Com efeito, não foi o desgaste físico aparente das atletas que mais chamou minha atenção, mas sim, a ausência significativa de público nas arquibancadas, ainda que os ingressos estivessem disponíveis a preços simbólicos, entre três e cinco dólares, o que não pode ser atribuído exclusivamente a fatores econômicos. No Brasil, jogos da seleção nacional feminina têm tido ingressos esgotados e recordes de público. A análise crítica desse fenômeno exige considerar variáveis estruturais, culturais e midiáticas (Goellner, 2022; Barreto Januário, 2023). Em primeiro lugar, observa-se uma deficiência crônica na promoção do evento por parte da CONMEBOL e das federações nacionais, com baixa visibilidade nos meios de comunicação locais e limitada mobilização das torcidas (Trujillo, 2023), mesmo diante da presença de atletas consagradas, como a venezuelana Deyna Castelos e a própria Marta. Deyna, que se destacou na partida contra o Brasil, é a camisa 9 e principal referência técnica da seleção da Venezuela. A atleta de 26 anos atua no Portland Thorns (EUA) e esta é sua quarta participação em Copas América Feminina. Dayna tem passagens pelo Atlético de Madrid na Espanha, Manchester City, na Inglaterra e no Bay FC (NWSL, EUA).
A escassez de público é sintomática e adensada pela ausência de políticas públicas e estratégias institucionais que incentivem a formação de público e a valorização do futebol de mulheres (Goellner, 2022, Trujillo, 2023). Em países onde a modalidade não conta com ligas nacionais consolidadas, investimento em categorias de base ou integração com clubes de grande expressão, a adesão popular aos torneios internacionais tende a ser episódica e frágil (Barreto Knijnik; Costa, 2022). Nesse sentido, os estádios vazios não são apenas uma consequência, mas também um fator que retroalimenta a desvalorização da modalidade: a falta de torcedoras/es impacta diretamente na imagem pública do torneio, na atratividade comercial e na capacidade de gerar receita para reinvestimento.

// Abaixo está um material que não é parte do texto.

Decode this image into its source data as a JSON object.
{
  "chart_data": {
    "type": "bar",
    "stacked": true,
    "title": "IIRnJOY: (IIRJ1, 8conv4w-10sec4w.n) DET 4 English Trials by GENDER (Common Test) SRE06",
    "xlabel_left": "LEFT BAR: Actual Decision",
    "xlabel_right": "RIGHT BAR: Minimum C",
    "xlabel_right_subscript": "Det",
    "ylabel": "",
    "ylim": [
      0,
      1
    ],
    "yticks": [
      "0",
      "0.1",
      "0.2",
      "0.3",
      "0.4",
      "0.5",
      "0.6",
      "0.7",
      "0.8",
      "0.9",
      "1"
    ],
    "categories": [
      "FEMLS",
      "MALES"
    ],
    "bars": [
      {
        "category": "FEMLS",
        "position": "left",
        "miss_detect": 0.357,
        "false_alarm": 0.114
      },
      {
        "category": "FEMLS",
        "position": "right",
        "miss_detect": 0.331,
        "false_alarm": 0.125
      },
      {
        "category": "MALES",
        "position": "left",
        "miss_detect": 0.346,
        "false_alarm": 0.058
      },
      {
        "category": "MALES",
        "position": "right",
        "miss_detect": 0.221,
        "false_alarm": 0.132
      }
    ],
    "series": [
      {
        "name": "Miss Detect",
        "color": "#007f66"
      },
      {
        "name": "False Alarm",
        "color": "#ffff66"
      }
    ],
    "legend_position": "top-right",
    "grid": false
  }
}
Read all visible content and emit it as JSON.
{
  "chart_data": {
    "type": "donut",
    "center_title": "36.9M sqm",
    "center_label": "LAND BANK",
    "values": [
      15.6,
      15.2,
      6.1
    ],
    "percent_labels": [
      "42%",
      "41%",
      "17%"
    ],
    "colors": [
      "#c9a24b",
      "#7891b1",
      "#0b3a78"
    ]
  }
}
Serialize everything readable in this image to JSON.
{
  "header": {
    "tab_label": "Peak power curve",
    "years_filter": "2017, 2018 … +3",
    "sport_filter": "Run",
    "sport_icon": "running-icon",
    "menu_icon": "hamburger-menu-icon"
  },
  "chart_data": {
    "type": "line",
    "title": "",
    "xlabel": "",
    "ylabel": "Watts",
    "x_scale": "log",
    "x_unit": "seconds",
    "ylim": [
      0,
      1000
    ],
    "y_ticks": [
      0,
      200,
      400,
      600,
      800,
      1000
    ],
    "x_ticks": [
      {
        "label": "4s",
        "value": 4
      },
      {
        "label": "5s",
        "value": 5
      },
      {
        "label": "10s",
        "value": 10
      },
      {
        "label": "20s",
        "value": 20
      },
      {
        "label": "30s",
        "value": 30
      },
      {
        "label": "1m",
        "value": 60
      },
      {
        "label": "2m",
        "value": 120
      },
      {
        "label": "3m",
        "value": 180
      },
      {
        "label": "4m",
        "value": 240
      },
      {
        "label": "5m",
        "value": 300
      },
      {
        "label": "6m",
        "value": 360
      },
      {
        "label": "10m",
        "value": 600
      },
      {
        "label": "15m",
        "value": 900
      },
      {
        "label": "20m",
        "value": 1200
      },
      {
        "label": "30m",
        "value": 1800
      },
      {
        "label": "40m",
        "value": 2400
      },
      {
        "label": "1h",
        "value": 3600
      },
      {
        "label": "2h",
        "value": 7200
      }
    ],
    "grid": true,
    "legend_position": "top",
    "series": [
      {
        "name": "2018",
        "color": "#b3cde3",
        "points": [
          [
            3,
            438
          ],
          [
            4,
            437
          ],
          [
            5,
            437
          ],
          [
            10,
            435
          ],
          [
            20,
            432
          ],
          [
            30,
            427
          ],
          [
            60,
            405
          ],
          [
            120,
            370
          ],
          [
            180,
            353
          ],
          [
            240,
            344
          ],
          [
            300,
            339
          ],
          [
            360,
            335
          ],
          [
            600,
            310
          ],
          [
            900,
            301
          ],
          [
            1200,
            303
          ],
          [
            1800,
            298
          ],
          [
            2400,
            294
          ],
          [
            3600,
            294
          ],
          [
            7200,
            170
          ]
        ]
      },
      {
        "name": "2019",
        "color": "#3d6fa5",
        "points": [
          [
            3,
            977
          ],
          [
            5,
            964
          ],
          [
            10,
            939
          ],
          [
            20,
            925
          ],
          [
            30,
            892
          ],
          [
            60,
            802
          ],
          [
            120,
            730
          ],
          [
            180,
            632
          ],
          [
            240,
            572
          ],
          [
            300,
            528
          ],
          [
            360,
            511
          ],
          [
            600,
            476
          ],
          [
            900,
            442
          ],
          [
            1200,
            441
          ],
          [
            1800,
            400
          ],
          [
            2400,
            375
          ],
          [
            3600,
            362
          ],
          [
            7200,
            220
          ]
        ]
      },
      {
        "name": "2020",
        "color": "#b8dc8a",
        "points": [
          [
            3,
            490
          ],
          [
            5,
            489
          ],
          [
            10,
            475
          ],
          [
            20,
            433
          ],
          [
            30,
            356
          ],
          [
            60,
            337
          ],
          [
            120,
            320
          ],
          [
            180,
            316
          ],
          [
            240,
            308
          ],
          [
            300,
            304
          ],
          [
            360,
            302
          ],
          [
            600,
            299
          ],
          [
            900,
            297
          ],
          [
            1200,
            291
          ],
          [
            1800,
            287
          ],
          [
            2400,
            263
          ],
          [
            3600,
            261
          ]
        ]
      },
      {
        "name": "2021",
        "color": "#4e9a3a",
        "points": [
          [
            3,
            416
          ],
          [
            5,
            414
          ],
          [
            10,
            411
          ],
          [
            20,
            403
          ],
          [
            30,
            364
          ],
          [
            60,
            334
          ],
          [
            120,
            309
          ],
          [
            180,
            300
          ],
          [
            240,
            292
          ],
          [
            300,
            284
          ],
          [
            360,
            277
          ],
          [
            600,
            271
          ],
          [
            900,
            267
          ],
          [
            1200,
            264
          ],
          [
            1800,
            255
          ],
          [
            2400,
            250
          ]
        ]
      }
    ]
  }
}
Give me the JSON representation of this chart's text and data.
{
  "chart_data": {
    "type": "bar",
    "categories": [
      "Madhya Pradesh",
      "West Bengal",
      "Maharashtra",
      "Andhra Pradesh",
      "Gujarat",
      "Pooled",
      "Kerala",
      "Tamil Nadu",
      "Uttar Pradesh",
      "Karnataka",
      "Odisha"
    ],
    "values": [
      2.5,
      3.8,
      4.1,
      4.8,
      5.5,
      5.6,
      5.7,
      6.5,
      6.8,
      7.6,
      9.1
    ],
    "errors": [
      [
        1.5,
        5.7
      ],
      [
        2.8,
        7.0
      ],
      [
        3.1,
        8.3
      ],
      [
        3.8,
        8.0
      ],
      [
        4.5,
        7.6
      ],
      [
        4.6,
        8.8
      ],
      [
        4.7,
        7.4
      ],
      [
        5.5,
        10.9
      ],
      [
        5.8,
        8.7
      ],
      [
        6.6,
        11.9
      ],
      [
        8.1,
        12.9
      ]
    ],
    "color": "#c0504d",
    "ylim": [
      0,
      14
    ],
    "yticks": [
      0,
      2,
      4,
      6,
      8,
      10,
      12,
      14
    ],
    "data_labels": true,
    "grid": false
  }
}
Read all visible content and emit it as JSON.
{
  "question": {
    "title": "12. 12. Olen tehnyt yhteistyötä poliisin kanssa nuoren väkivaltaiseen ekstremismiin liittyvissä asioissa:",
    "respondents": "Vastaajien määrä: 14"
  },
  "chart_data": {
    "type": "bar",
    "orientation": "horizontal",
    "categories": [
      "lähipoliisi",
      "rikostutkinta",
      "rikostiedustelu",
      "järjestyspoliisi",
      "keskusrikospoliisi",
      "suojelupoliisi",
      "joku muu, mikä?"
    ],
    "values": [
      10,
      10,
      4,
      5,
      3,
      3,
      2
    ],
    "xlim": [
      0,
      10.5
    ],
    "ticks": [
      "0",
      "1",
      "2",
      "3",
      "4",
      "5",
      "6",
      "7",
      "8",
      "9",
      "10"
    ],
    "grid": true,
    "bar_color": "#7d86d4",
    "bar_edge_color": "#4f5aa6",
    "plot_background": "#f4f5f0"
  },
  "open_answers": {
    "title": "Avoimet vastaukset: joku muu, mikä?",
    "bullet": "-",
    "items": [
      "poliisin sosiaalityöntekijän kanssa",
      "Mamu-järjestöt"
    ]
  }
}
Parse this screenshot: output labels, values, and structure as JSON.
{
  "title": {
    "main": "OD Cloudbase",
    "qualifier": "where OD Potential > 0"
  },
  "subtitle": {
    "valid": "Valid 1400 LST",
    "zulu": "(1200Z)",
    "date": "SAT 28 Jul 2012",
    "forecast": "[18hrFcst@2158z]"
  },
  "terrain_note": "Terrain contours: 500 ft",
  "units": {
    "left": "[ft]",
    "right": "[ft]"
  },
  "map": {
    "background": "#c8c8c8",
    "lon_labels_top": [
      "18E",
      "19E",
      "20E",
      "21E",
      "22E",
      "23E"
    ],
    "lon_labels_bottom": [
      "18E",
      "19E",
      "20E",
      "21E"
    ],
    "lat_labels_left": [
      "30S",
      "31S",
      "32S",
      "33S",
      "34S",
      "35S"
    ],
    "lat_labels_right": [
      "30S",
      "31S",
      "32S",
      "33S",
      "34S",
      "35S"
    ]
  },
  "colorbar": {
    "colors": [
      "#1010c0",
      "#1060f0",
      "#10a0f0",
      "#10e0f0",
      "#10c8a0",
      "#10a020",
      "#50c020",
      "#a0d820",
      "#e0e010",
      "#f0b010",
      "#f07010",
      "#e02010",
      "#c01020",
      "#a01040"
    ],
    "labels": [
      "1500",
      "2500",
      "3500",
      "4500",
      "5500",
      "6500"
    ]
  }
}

Segundo Ana Carolina Vimieiro (2023), a cultura torcedora não é uma expressão espontânea e natural, mas sim uma construção histórica, social e midiaticamente mediada. Em outras palavras, para que o futebol de mulheres possa mobilizar torcedores de forma massiva, é necessário que os sujeitos se reconheçam nesse espetáculo esportivo, que sejam interpelados afetivamente pelas narrativas e que enxerguem sentido em ocupar o lugar de torcedor ou torcedora. Isso exige, como aponta a autora, a ativação de dispositivos simbólicos que articulem pertencimento, identidade e emoção, algo que a cobertura midiática e as estruturas institucionais esportivas ainda fazem de forma muito tímida em relação ao futebol praticado por mulheres.
Nesse sentido, o estádio vazio em um jogo da seleção brasileira não é apenas um “problema de público”, mas, como dito, revela a ausência de um projeto efetivo de construção de audiência e cultura torcedora. Para que essa cultura se forme, é necessário que haja um processo de midiatização comprometido com a visibilidade, que valorize a performance atlética das mulheres, que reconheça suas trajetórias e que construa narrativas que produzam identificação. Como enfatiza Vimieiro (2023), é no cruzamento entre os discursos midiáticos e as práticas cotidianas que se constituem as formas de torcer, logo, se a mídia ignora ou minimiza a importância do futebol feminino, ela também dificulta sua legitimação social como espetáculo digno de atenção e afeto.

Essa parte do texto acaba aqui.